The War Powers Act of 1973 allows Trump 48 hours before he is legally obligated of notifying Congress of initiating any hostile action, a classification that the targeted killing of Gen. Qasem Soleimani would fit.

The Jan. 3 killing shocked congressmen, who are still demanding further explanation.

“It’s very appropriate that we be asking for this evidence,” Sen. Chris Van Hollen (D-Maryland) told CNN. “After all, the administration’s story on this keeps shifting … they have provided no evidence to Congress that there was an imminent threat.”

Congress was notified Saturday, within the 48 hour window.
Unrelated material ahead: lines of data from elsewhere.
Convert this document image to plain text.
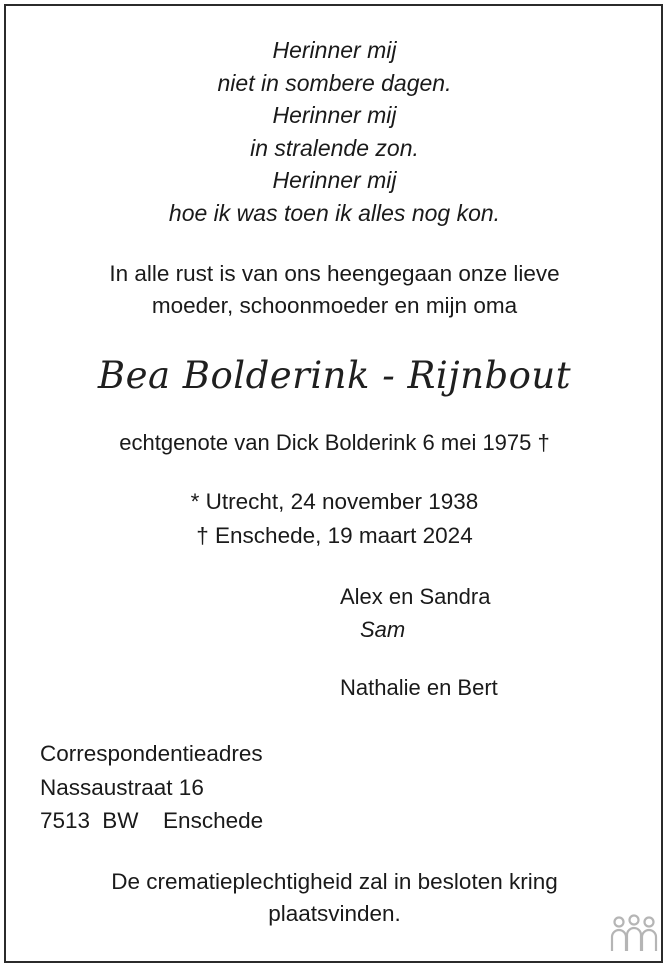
Herinner mij
niet in sombere dagen.
Herinner mij
in stralende zon.
Herinner mij
hoe ik was toen ik alles nog kon.
In alle rust is van ons heengegaan onze lieve
moeder, schoonmoeder en mijn oma
Bea Bolderink - Rijnbout
echtgenote van Dick Bolderink 6 mei 1975 †
* Utrecht, 24 november 1938
† Enschede, 19 maart 2024
Alex en Sandra
Sam
Nathalie en Bert
Correspondentieadres
Nassaustraat 16
7513 BW  Enschede
De crematieplechtigheid zal in besloten kring
plaatsvinden.
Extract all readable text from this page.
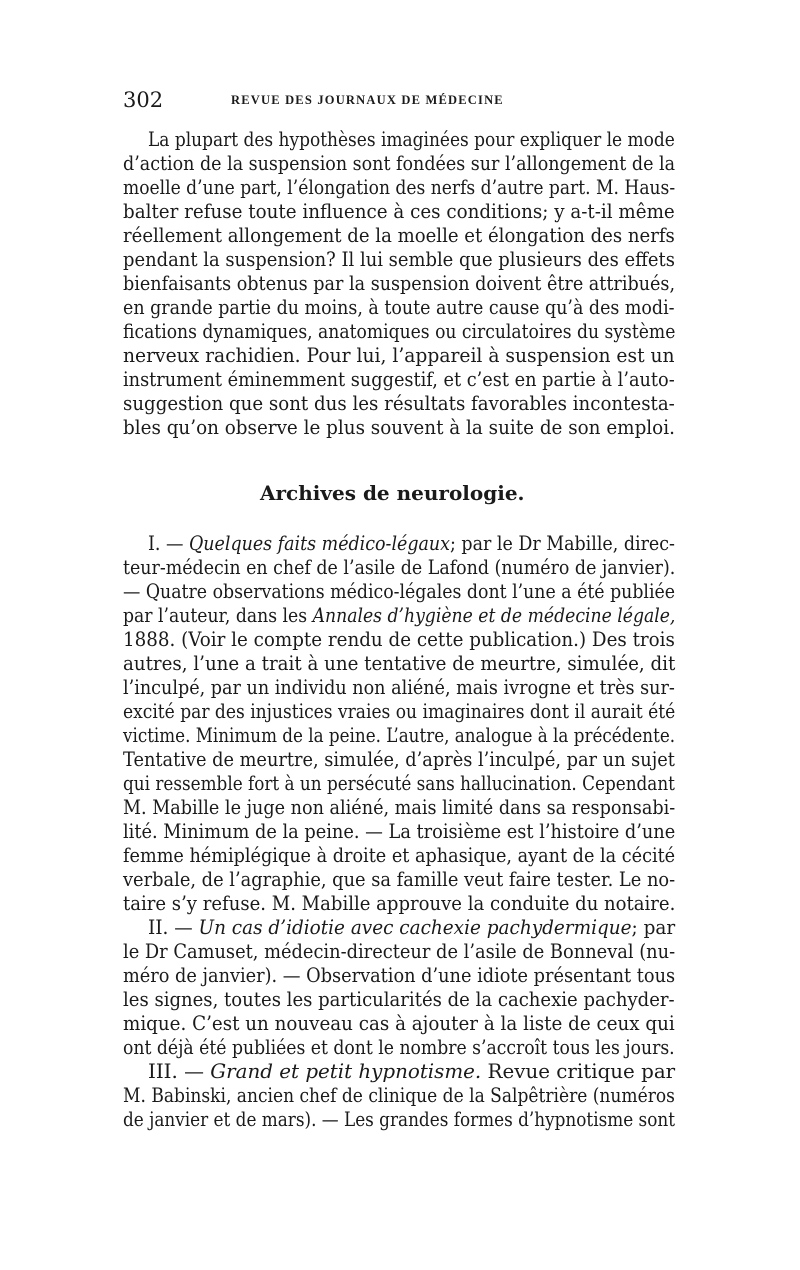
302	REVUE DES JOURNAUX DE MÉDECINE
La plupart des hypothèses imaginées pour expliquer le mode
d’action de la suspension sont fondées sur l’allongement de la
moelle d’une part, l’élongation des nerfs d’autre part. M. Haus-
balter refuse toute influence à ces conditions; y a-t-il même
réellement allongement de la moelle et élongation des nerfs
pendant la suspension? Il lui semble que plusieurs des effets
bienfaisants obtenus par la suspension doivent être attribués,
en grande partie du moins, à toute autre cause qu’à des modi-
fications dynamiques, anatomiques ou circulatoires du système
nerveux rachidien. Pour lui, l’appareil à suspension est un
instrument éminemment suggestif, et c’est en partie à l’auto-
suggestion que sont dus les résultats favorables incontesta-
bles qu’on observe le plus souvent à la suite de son emploi.
Archives de neurologie.
I. — Quelques faits médico-légaux; par le Dr Mabille, direc-
teur-médecin en chef de l’asile de Lafond (numéro de janvier).
— Quatre observations médico-légales dont l’une a été publiée
par l’auteur, dans les Annales d’hygiène et de médecine légale,
1888. (Voir le compte rendu de cette publication.) Des trois
autres, l’une a trait à une tentative de meurtre, simulée, dit
l’inculpé, par un individu non aliéné, mais ivrogne et très sur-
excité par des injustices vraies ou imaginaires dont il aurait été
victime. Minimum de la peine. L’autre, analogue à la précédente.
Tentative de meurtre, simulée, d’après l’inculpé, par un sujet
qui ressemble fort à un persécuté sans hallucination. Cependant
M. Mabille le juge non aliéné, mais limité dans sa responsabi-
lité. Minimum de la peine. — La troisième est l’histoire d’une
femme hémiplégique à droite et aphasique, ayant de la cécité
verbale, de l’agraphie, que sa famille veut faire tester. Le no-
taire s’y refuse. M. Mabille approuve la conduite du notaire.
II. — Un cas d’idiotie avec cachexie pachydermique; par
le Dr Camuset, médecin-directeur de l’asile de Bonneval (nu-
méro de janvier). — Observation d’une idiote présentant tous
les signes, toutes les particularités de la cachexie pachyder-
mique. C’est un nouveau cas à ajouter à la liste de ceux qui
ont déjà été publiées et dont le nombre s’accroît tous les jours.
III. — Grand et petit hypnotisme. Revue critique par
M. Babinski, ancien chef de clinique de la Salpêtrière (numéros
de janvier et de mars). — Les grandes formes d’hypnotisme sont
However, Senate Minority Leader Chuck Schumer (D-New York) and Sen. Robert Menendez (D-New Jersey) argued that the White House’s classified notification should be made public.

“It is critical that national security matters of such import be shared with the American people in a timely manner,” they wrote in a letter to Trump. “An entirely classified notification is simply not appropriate in a democratic society.” They asked that the notification be declassified “in full.”

House Speaker Nancy Pelosi (D-California) said Sunday the House would vote this week on a war powers resolution to limit the Trump’s military actions in Iran.

In a letter to House Democrats, Pelosi said the airstrike was “provocative and disproportionate” and had “endangered our servicemembers, diplomats and others by risking a serious escalation of tensions with Iran.”